Он хотел спросить – из какого она города, есть ли у нее еще дети, партийная или нет. Но она сказала глухо, сразу уставшим голосом:
– Я вас попрошу, товарищ замполит, позовите ко мне сестру.
Он понял, что она не хочет никакого разговора. Он ушел. Уходя, слышал, как она сказала блондинке:
– Вот теперь закурю, Варюша, ох, закурю!
Она ему приснилась в эту ночь: большая, седоволосая, неприступная, шла она по улице на костылях, и кто-то нес за нею ребенка. И даже во сне он не узнал ее.
Он узнал ее только утром, на вокзале в М. Санитарный автомобиль ждал на рампе. Два санитара на носилках вынесли из вагона ее и ребенка. Данилов смотрел из окна штабного вагона. Большой рукой женщина охватила закутанного в одеяло ребенка, и на ее лице, обращенном к ребенку, была забота и боль. И в ярком свете зимнего утра Данилов узнал это лицо, узнал сквозь маску, наложенную временем и страданьем, сквозь все морщины, и тени, и отеки, единственное дорогое лицо с маленьким, звездочкой, белым шрамом на скуле… «Ах, витязь, то была Фаина!» – закричал кто-то ему в ухо голосом Соболя. Носилки исчезли в глубине автомобиля. Автомобиль тронулся, и поезд тронулся тоже. Данилов стоял у окна. Он еще ничего не понял, только узнал. «Ах, витязь, то была Фаина!» – трубил ему в ухо голос Соболя. «Ах, витязь, то была Фаина!» – грохотали колеса, набирая скорость и гнев.
Вот и повстречались.
Повстречались, а он не узнал ее и сидел около нее как чужой. И говорил с нею через стенку, которую она перед собой поставила.

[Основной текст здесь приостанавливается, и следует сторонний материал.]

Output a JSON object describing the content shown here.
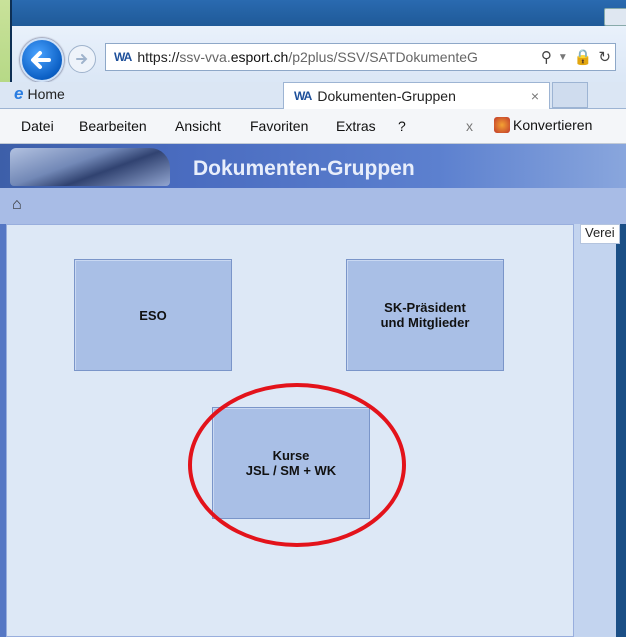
{
  "browser": {
    "site_badge": "WA",
    "url": {
      "scheme": "https://",
      "prefix": "ssv-vva.",
      "host": "esport.ch",
      "path": "/p2plus/SSV/SATDokumenteG"
    },
    "tabs": [
      {
        "label": "Home"
      },
      {
        "label": "Dokumenten-Gruppen",
        "close": "×"
      }
    ],
    "menu": [
      "Datei",
      "Bearbeiten",
      "Ansicht",
      "Favoriten",
      "Extras",
      "?"
    ],
    "menu_close": "x",
    "toolbar_extra": "Konvertieren"
  },
  "page": {
    "title": "Dokumenten-Gruppen",
    "right_tab": "Verei",
    "tiles": [
      {
        "line1": "ESO"
      },
      {
        "line1": "SK-Präsident",
        "line2": "und Mitglieder"
      },
      {
        "line1": "Kurse",
        "line2": "JSL / SM + WK"
      }
    ],
    "highlight_color": "#e3131b"
  }
}
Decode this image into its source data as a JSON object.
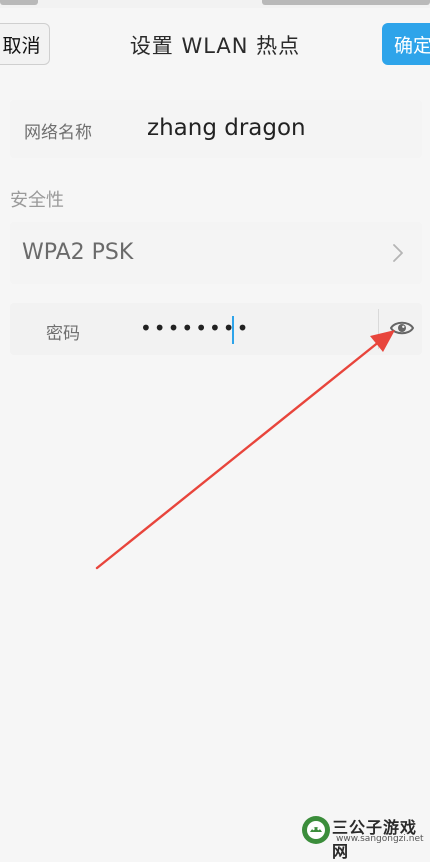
{
  "header": {
    "cancel_label": "取消",
    "title": "设置 WLAN 热点",
    "confirm_label": "确定"
  },
  "network": {
    "name_label": "网络名称",
    "name_value": "zhang dragon"
  },
  "security": {
    "section_label": "安全性",
    "value": "WPA2 PSK"
  },
  "password": {
    "label": "密码",
    "masked_value": "••••••••"
  },
  "watermark": {
    "site_name": "三公子游戏网",
    "url": "www.sangongzi.net"
  },
  "colors": {
    "accent": "#2ea4ea",
    "arrow": "#e8453c",
    "background": "#f6f6f6"
  },
  "icons": [
    "chevron-right-icon",
    "eye-icon",
    "arrow-annotation"
  ]
}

А ведь она его узнала сразу. Чем больше он думал, тем сильнее убеждался в том, что сразу узнала.
Как внимательно она разглядывала его. Она спрашивала, кто он и кем был до войны. Она хотела знать, кем он стал, ее ученик, оставивший неизгладимую отметину на ее лице.

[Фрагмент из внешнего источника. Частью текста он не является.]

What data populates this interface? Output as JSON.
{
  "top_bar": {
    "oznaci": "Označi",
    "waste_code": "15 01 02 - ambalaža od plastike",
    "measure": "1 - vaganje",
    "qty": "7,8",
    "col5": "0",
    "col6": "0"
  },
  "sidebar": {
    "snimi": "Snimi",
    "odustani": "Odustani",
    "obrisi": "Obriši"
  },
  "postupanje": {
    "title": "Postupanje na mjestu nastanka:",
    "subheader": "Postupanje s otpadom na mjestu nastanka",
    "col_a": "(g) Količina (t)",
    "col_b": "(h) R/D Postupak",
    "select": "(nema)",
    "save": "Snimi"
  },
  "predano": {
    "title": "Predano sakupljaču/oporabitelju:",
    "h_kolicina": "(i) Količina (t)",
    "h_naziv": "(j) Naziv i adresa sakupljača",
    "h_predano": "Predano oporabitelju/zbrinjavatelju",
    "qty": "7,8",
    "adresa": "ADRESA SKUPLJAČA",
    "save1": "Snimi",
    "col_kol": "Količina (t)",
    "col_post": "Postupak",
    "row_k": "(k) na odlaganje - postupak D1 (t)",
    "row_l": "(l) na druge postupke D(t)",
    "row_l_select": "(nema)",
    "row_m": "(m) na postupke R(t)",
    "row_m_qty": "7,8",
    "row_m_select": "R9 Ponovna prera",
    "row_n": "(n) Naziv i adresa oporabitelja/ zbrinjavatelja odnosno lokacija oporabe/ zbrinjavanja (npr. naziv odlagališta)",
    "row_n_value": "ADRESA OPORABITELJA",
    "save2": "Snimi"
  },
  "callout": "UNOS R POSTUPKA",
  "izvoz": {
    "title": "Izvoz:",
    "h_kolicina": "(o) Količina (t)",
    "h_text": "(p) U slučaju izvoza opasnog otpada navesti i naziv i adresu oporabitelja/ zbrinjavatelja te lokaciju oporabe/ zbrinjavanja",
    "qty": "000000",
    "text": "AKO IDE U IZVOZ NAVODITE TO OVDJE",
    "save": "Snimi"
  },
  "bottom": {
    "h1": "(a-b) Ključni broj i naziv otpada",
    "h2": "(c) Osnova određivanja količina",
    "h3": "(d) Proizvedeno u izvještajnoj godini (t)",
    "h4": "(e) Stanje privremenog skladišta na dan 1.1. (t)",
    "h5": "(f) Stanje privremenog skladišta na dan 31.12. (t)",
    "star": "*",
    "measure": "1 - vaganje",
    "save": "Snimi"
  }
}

О себе ничего не пожелала рассказывать. Не призналась ему…
Какое облегчение, почти радость была в ее голосе, когда она сказала:
– Вот теперь закурю, Варюша…
Она потому и не курила при нем, чтобы спичка не осветила ей лицо. И выгнала его поскорей – пока не узнал.
Боялась – вдруг он узнает ее, угадает по какой-то нотке голоса.
Он не узнал, не угадал.
И мог ли он узнать?
Прошла почти четверть века. Между этой суровой седой женщиной и той прежней Фаиной так же мало общего, как между Даниловым и пареньком, за поступки которого Данилов не отвечает.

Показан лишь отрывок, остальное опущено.